森林と環境

はじめに
 森林は表土に根茎を伸ばし、根をマットのように絡みつかせて、地表を広く、覆う植生である。K氏の森林こそが、地上の環境を一体となって連続しており、人間の環境をも形成しているという考えは間違いではないだろう。原始林の中で生活する人類の姿を考えれば、納得できるかもしれない。地表、土壌、樹木の根茎を意識すると、地下につながった地表を覆う森林の姿が浮かんでくる。失われた森林も、いつか、地下の土壌の力で復元できるのだという考えは、潜在自然植生という考えの中にもあるのであろう。

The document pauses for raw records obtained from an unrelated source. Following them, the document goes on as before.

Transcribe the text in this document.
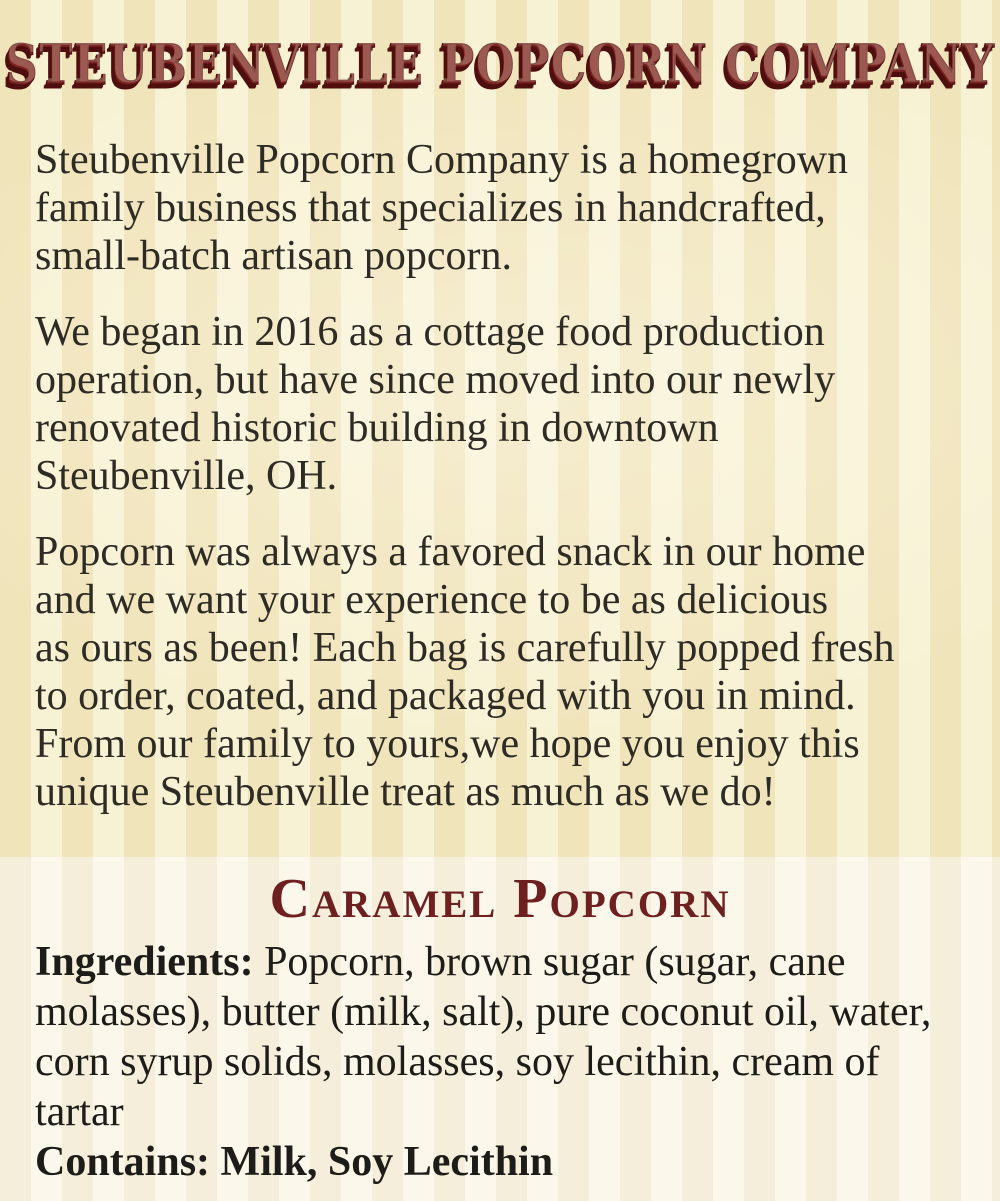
STEUBENVILLE POPCORN COMPANY STEUBENVILLE POPCORN COMPANY

Steubenville Popcorn Company is a homegrown
family business that specializes in handcrafted,
small-batch artisan popcorn.

We began in 2016 as a cottage food production
operation, but have since moved into our newly
renovated historic building in downtown
Steubenville, OH.

Popcorn was always a favored snack in our home
and we want your experience to be as delicious
as ours as been! Each bag is carefully popped fresh
to order, coated, and packaged with you in mind.
From our family to yours,we hope you enjoy this
unique Steubenville treat as much as we do!

Caramel Popcorn
Ingredients: Popcorn, brown sugar (sugar, cane
molasses), butter (milk, salt), pure coconut oil, water,
corn syrup solids, molasses, soy lecithin, cream of
tartar
Contains: Milk, Soy Lecithin
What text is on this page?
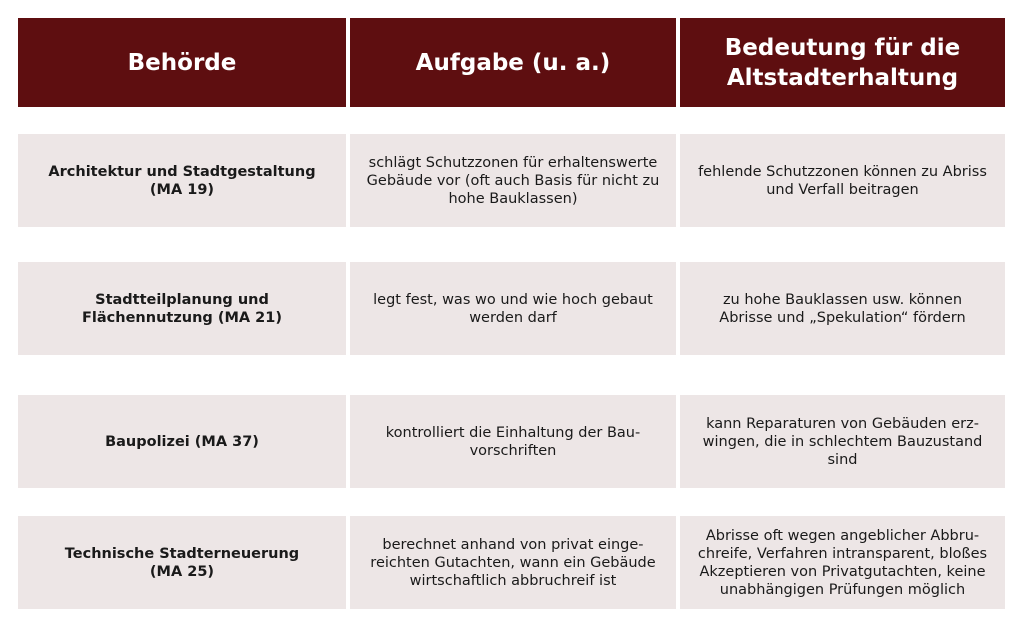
Behörde	Aufgabe (u. a.)
Bedeutung für die
Altstadterhaltung
Architektur und Stadtgestaltung
(MA 19)
schlägt Schutzzonen für erhaltenswerte
Gebäude vor (oft auch Basis für nicht zu
hohe Bauklassen)
fehlende Schutzzonen können zu Abriss
und Verfall beitragen
Stadtteilplanung und
Flächennutzung (MA 21)
legt fest, was wo und wie hoch gebaut
werden darf
zu hohe Bauklassen usw. können
Abrisse und „Spekulation“ fördern
Baupolizei (MA 37)
kontrolliert die Einhaltung der Bau-
vorschriften
kann Reparaturen von Gebäuden erz-
wingen, die in schlechtem Bauzustand
sind
Technische Stadterneuerung
(MA 25)
berechnet anhand von privat einge-
reichten Gutachten, wann ein Gebäude
wirtschaftlich abbruchreif ist
Abrisse oft wegen angeblicher Abbru-
chreife, Verfahren intransparent, bloßes
Akzeptieren von Privatgutachten, keine
unabhängigen Prüfungen möglich
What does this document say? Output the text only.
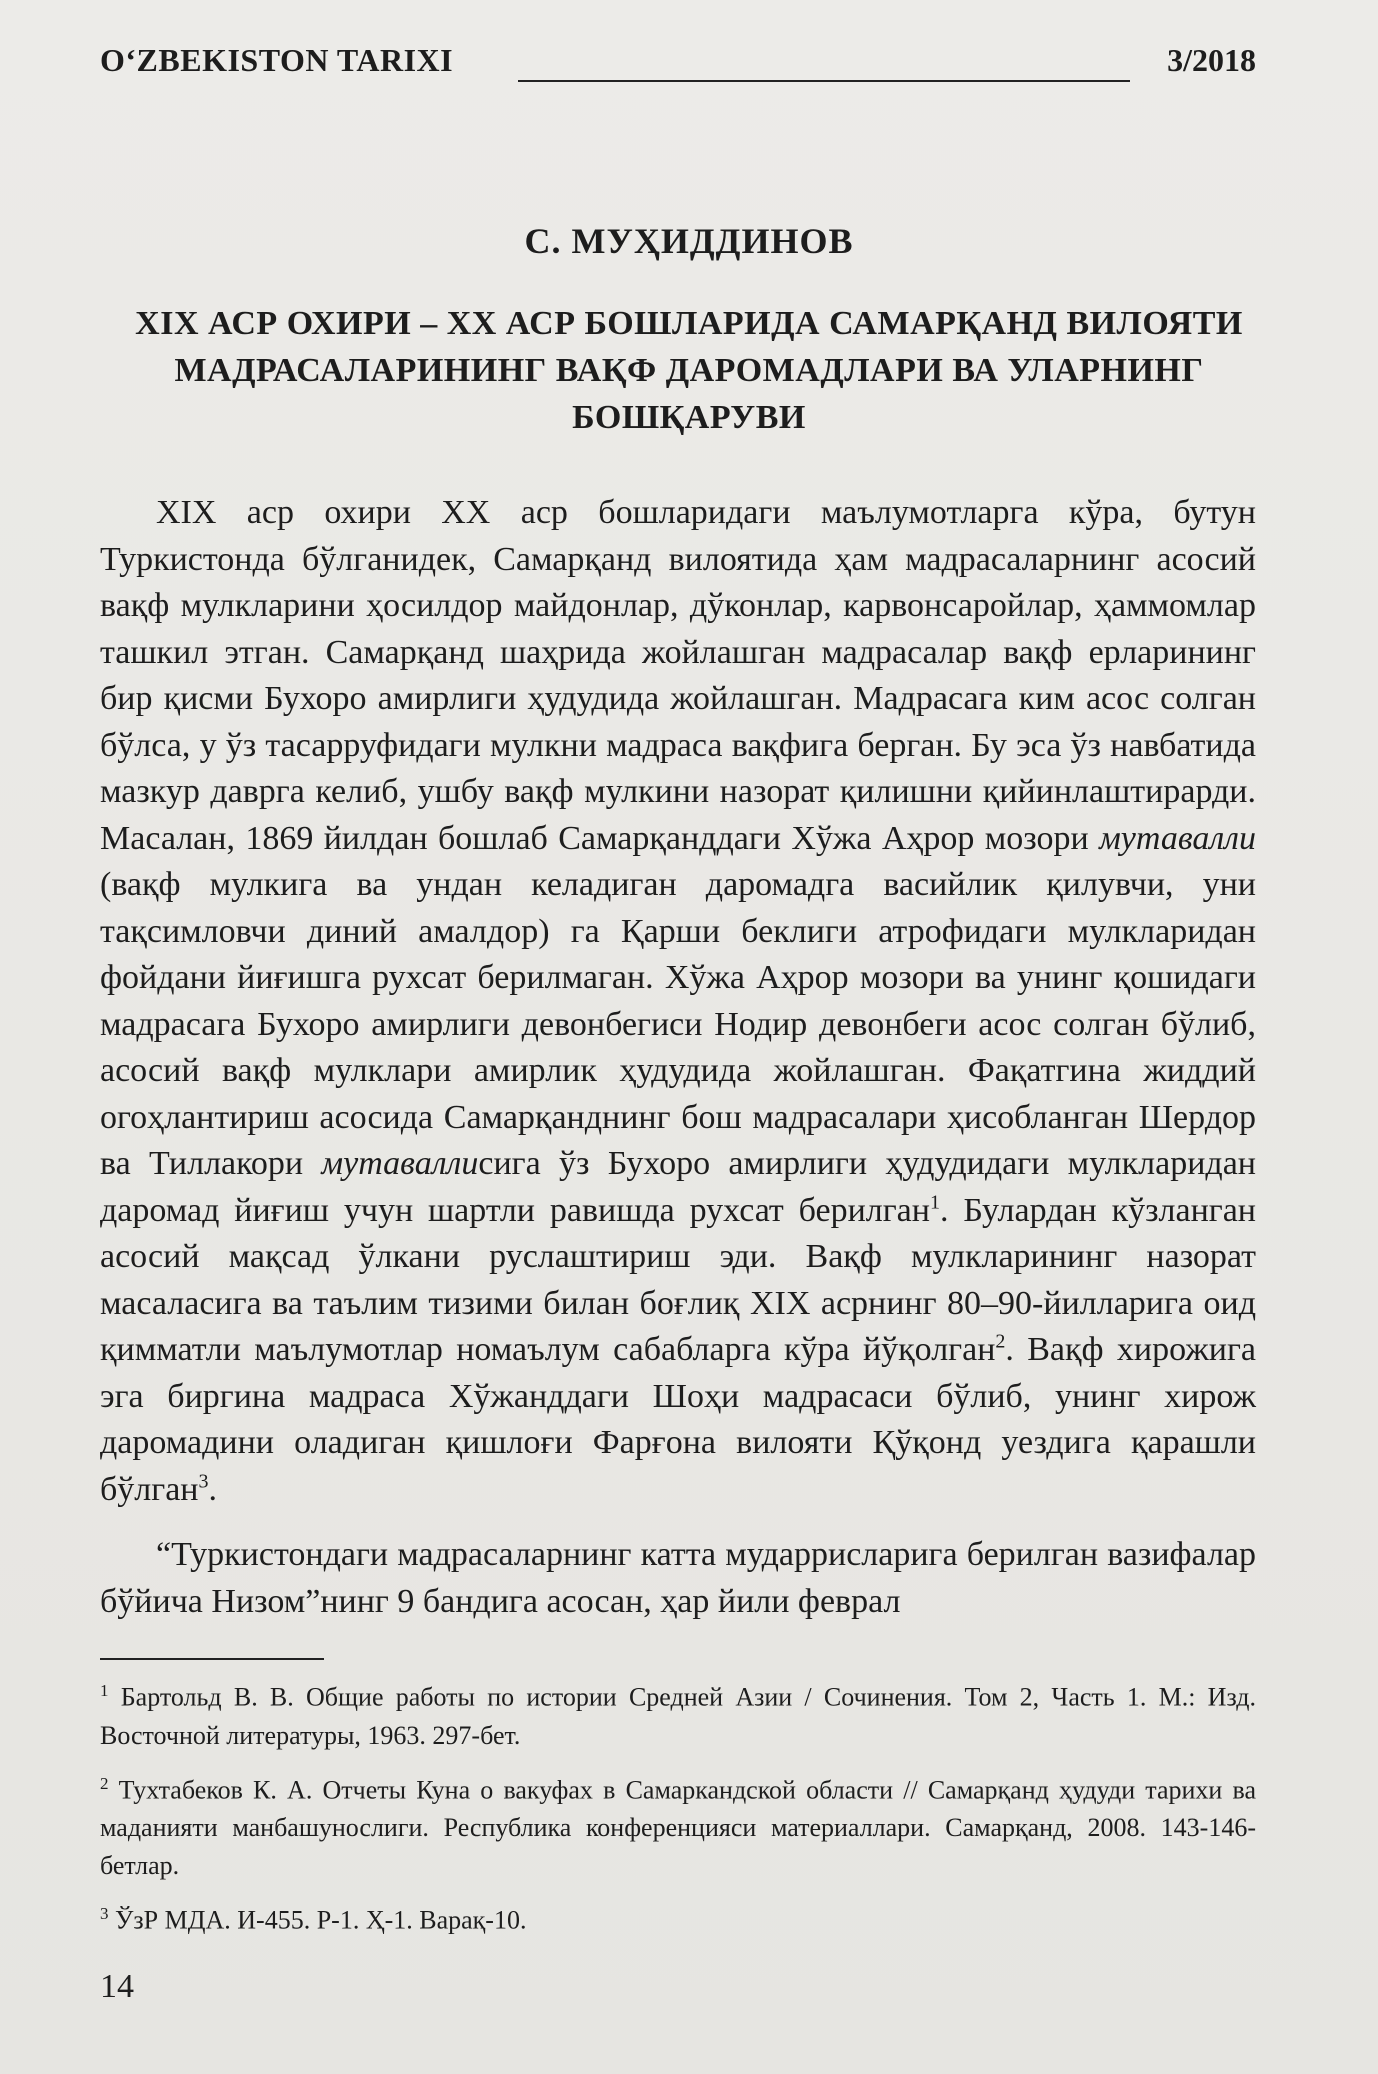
O‘ZBEKISTON TARIXI	3/2018
С. МУҲИДДИНОВ
XIX АСР ОХИРИ – XX АСР БОШЛАРИДА САМАРҚАНД ВИЛОЯТИ МАДРАСАЛАРИНИНГ ВАҚФ ДАРОМАДЛАРИ ВА УЛАРНИНГ БОШҚАРУВИ

XIX аср охири XX аср бошларидаги маълумотларга кўра, бутун Туркистонда бўлганидек, Самарқанд вилоятида ҳам мадрасаларнинг асосий вақф мулкларини ҳосилдор майдонлар, дўконлар, карвонсаройлар, ҳаммомлар ташкил этган. Самарқанд шаҳрида жойлашган мадрасалар вақф ерларининг бир қисми Бухоро амирлиги ҳудудида жойлашган. Мадрасага ким асос солган бўлса, у ўз тасарруфидаги мулкни мадраса вақфига берган. Бу эса ўз навбатида мазкур даврга келиб, ушбу вақф мулкини назорат қилишни қийинлаштирарди. Масалан, 1869 йилдан бошлаб Самарқанддаги Хўжа Аҳрор мозори мутавалли (вақф мулкига ва ундан келадиган даромадга васийлик қилувчи, уни тақсимловчи диний амалдор) га Қарши беклиги атрофидаги мулкларидан фойдани йиғишга рухсат берилмаган. Хўжа Аҳрор мозори ва унинг қошидаги мадрасага Бухоро амирлиги девонбегиси Нодир девонбеги асос солган бўлиб, асосий вақф мулклари амирлик ҳудудида жойлашган. Фақатгина жиддий огоҳлантириш асосида Самарқанднинг бош мадрасалари ҳисобланган Шердор ва Тиллакори мутаваллисига ўз Бухоро амирлиги ҳудудидаги мулкларидан даромад йиғиш учун шартли равишда рухсат берилган$^1$. Булардан кўзланган асосий мақсад ўлкани руслаштириш эди. Вақф мулкларининг назорат масаласига ва таълим тизими билан боғлиқ XIX асрнинг 80–90-йилларига оид қимматли маълумотлар номаълум сабабларга кўра йўқолган$^2$. Вақф хирожига эга биргина мадраса Хўжанддаги Шоҳи мадрасаси бўлиб, унинг хирож даромадини оладиган қишлоғи Фарғона вилояти Қўқонд уездига қарашли бўлган$^3$.

“Туркистондаги мадрасаларнинг катта мударрисларига берилган вазифалар бўйича Низом”нинг 9 бандига асосан, ҳар йили феврал

$^1$ Бартольд В. В. Общие работы по истории Средней Азии / Сочинения. Том 2, Часть 1. М.: Изд. Восточной литературы, 1963. 297-бет.

$^2$ Тухтабеков К. А. Отчеты Куна о вакуфах в Самаркандской области // Самарқанд ҳудуди тарихи ва маданияти манбашунослиги. Республика конференцияси материаллари. Самарқанд, 2008. 143-146-бетлар.

$^3$ ЎзР МДА. И-455. Р-1. Ҳ-1. Варақ-10.

14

 地上で見る森林は、空間を包み込んでいるように感じられる。風が森林の中を吹き抜ける時も、その風を木々の樹冠は風を留めて、ざわめきの音に換えているようである。林内の空間は、森林が捕まえている大気におだやかに満たされている。林外の強い風、皮膚に突き刺すような、湿気または乾燥や、熱気や寒気は、程よい潤いと微風に代ってくる。
 森林の樹木は陽光に向かって枝を伸ばし、樹冠は陽光を迎え入れているかのようのである。陽光を生命の活動の糧として、森林そのものが陽光から生み出されたようである。日中の過酷な陽光と朝夕や曇天の僅かな陽光をより分けて、林内は穏やかな光の中で、下層の植物が育っている。多層な生命の循環を生み出している。
 森林は物理的な環境を利用する生命の複合体であり、また、生命の輝かしい活動に充ちた環境を作り出している。